Traps protects data center endpoints such as servers and VMs against malware and exploits on the endpoint itself, while the next-generation firewall protects against threats that cross the network (and therefore must traverse the firewall) to reach the endpoint. When malware or exploits are already on an endpoint or get onto an endpoint, if the endpoint executes the threat (for example, through an .exe or .dll file), the firewall doesn’t see the threat because the action is on the endpoint and no traffic crosses the firewall, so there’s nothing for the firewall to see. However, on each endpoint, Traps sees threats in executables, macros in documents, dynamic-link library files, and more. When these threats attempt to run, Traps goes into action on the endpoint itself and protects the endpoint.

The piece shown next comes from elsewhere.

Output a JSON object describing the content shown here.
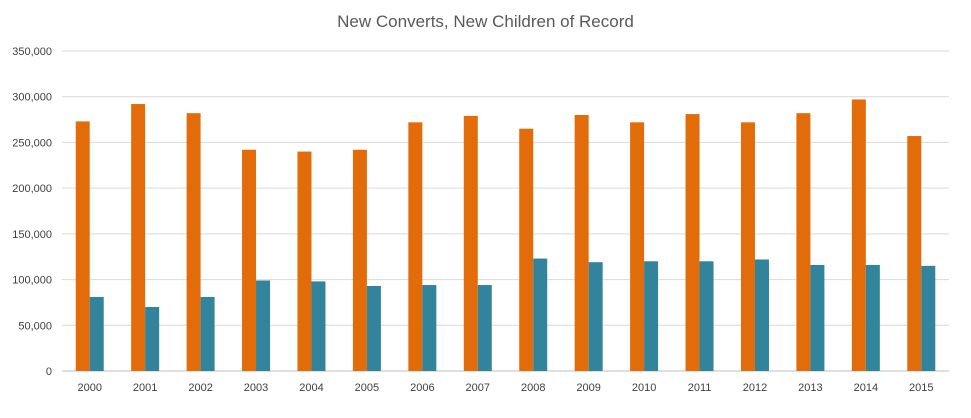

Traps and the next-generation firewall provide a double layer of protection to data center endpoints so that the firewall protects endpoints from threats on the network while Traps monitors and protects endpoints against threats that reside on the endpoint. The security policy you configure for endpoints on an Endpoint Security Manager (ESM) and the security policy you configure on Panorama or on the firewall don’t conflict because they govern different events at different locations. Traps controls security within each individual endpoint. The firewall controls security of traffic that traverses the firewall.

Install Traps on every data center endpoint. The best practices for Traps in the data center are the same as the best practices for Traps on any endpoint because the context for Traps is always the endpoint itself, so the context “in the data center” or “in a user group” doesn’t matter—Traps protects all endpoints the same way. So the recommended traps deployment process, the malware protection policy best practices, etc., are the same for the data center as for any other area of the network.